Allevamento: la lunga vita degli ormoni della crescita
Quando arrivano negli ecosistemi acquatici, come letame o sotto forma di concimi, possono compromettere l'intera rete trofica
AMBIENTE – L’utilizzo di ormoni della crescita nell’allevamento dei bovini potrebbe avere più effetti negativi del previsto. Gli ormoni rimangono nell’ambiente a concentrazioni elevate e per molto più tempo di quanto pensassimo finora, dando inizio a una complessa serie di reazioni chimiche e alle relative conseguenze inaspettate. Lo spiega un nuovo studio guidato da Adam Ward dell’Indiana University, pubblicato da poco su Nature Communications.
“Una volta che i composti reagiscono in un modo che non avevamo previsto -si convertono tra specie chimiche e persistono quando in base ai nostri calcoli dovrebbero non esserci più- allora il nostro sistema di regolamentazione va messo in discussione”, spiega Ward, che nel lavoro con il suo team si è concentrato su un ormone in particolare, il trenbolone acetato, uno steroide ampiamente usato in veterinaria (analogo sintetico del testosterone) per incrementare l’aumento di peso nei bovini.
Il trenbolone acetato e i suoi sottoprodotti, come il 17-alfa-trenbolone, sono un tipico esempio di una categoria di contaminanti che al giorno d’oggi preoccupa sempre di più, gli interferenti indocrini (tra i più famosi il bisfenolo A, BPA, la cui regolamentazione –qui la sezione EFSA- si è fatta più severa negli ultimi anni specialmente per le conseguenze a livello fetale e sui bambini). Quando dispersi nell’ambiente, ad esempio nell’acqua quando vi arriva il letame prodotto dal bestiame oppure sotto forma di concime, questi contaminanti possono interferire con i processi riproduttivi e modificare il comportamento di svariate specie di pesci e organismi acquatici.
In base a studi passati si pensava che alla luce del sole il 17-alfa-trenbolone fosse rapidamente degradato, riducendo il rischio ambientale di molto.
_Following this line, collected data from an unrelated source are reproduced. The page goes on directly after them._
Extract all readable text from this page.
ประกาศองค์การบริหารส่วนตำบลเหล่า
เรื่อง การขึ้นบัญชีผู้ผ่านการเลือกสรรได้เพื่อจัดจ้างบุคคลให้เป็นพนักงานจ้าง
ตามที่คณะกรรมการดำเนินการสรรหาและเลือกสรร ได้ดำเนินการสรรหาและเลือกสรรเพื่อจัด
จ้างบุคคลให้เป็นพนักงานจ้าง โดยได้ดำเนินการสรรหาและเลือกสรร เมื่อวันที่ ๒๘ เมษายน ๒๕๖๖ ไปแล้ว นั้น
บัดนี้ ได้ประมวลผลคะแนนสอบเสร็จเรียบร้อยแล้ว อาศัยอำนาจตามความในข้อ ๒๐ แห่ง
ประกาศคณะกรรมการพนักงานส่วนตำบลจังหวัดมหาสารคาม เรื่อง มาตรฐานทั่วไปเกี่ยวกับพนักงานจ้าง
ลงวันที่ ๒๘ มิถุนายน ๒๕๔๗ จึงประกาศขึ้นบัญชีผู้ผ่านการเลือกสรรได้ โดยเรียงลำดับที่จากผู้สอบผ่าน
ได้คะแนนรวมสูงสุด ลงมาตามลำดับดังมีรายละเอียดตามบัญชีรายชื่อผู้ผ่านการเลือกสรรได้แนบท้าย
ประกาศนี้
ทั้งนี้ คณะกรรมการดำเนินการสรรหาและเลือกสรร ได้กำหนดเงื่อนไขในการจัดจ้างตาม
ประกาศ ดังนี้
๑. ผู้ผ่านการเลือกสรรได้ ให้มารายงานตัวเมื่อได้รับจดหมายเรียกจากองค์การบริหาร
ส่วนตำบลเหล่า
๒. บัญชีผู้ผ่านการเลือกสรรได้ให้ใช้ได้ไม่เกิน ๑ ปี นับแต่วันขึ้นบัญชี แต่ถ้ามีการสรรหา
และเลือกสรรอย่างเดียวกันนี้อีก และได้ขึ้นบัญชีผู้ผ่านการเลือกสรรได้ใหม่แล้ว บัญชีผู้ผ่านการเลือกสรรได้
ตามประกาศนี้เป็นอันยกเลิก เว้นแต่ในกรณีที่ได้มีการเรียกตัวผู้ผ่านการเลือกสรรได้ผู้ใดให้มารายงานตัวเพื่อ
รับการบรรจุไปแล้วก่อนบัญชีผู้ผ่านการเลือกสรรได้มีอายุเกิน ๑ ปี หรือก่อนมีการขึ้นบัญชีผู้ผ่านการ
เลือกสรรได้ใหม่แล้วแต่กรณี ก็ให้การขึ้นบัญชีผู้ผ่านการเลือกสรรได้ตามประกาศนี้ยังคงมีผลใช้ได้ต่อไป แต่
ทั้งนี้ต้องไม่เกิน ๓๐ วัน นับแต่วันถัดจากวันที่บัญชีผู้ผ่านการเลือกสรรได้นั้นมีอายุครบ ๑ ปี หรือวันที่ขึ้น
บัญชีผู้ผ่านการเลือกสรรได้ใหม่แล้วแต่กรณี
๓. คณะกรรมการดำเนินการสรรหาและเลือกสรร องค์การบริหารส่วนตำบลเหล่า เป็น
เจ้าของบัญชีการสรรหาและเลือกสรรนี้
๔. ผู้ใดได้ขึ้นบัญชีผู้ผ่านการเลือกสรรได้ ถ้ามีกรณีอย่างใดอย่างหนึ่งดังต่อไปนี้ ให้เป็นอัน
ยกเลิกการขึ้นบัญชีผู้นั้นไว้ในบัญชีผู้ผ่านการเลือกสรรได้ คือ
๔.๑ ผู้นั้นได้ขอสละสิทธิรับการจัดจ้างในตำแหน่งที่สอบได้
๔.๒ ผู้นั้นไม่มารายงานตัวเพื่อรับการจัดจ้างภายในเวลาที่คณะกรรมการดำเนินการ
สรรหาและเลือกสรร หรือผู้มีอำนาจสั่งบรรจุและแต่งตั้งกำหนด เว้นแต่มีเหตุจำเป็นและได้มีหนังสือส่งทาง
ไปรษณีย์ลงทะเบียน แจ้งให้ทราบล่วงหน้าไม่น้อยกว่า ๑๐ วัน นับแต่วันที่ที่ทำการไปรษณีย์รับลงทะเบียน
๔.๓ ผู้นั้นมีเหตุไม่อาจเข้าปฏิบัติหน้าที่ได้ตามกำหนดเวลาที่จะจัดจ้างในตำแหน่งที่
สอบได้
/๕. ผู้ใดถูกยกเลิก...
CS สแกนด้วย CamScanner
Ma una scoperta più recente, uno studio del 2013, ha mostrato che una volta tornato il buio i sottoprodotti si convertono nuovamente a 17-alfa-trembolone e arrivano fino alla zona iporreica, un importante ambiente di transizione dove l’acqua degli alvei si mescola con quella di falda.
Tramite dei modelli matematici, Ward e i colleghi hanno dimostrato che la concentrazione dei metaboliti del trenbolone acetato è di circa il 35% più elevata di quanto ci aspettassimo, proprio a livello dei corsi d’acqua. Composti che rimangono in circolazione decisamente più a lungo del previsto, con un’esposizione biologica del 50% maggiore. “È un problema”, commenta Ward, perché persino a concentrazioni molto basse questi interferenti endocrini hanno conseguenze importanti sulla vita acquatica. “Possono compromettere interi ecosistemi alterando i cicli riproduttivi di varie specie, compresi i pesci. Le conseguenze che ci aspettiamo riguardano l’intera rete trofica”.
Secondo Ward le modalità di diffusione di questi interferenti endocrini sono un campanello d’allarme anche per gli altri che arrivano nell’ambiente in modi simili; a partire dalle ultime scoperte scientifiche, tutti andrebbero regolamentati con estrema attenzione badando alla strada che prendono una volta raggiunto l’ambiente. “Il passaggio successivo è ragionare sulle reazioni inaspettate che possono verificarsi e a come possiamo gestire i diversi gruppi di sottoprodotti che potrebbero derivarne. Oltre che i loro effetti negativi non solo sugli ecosistemi ma anche sulla salute umana”.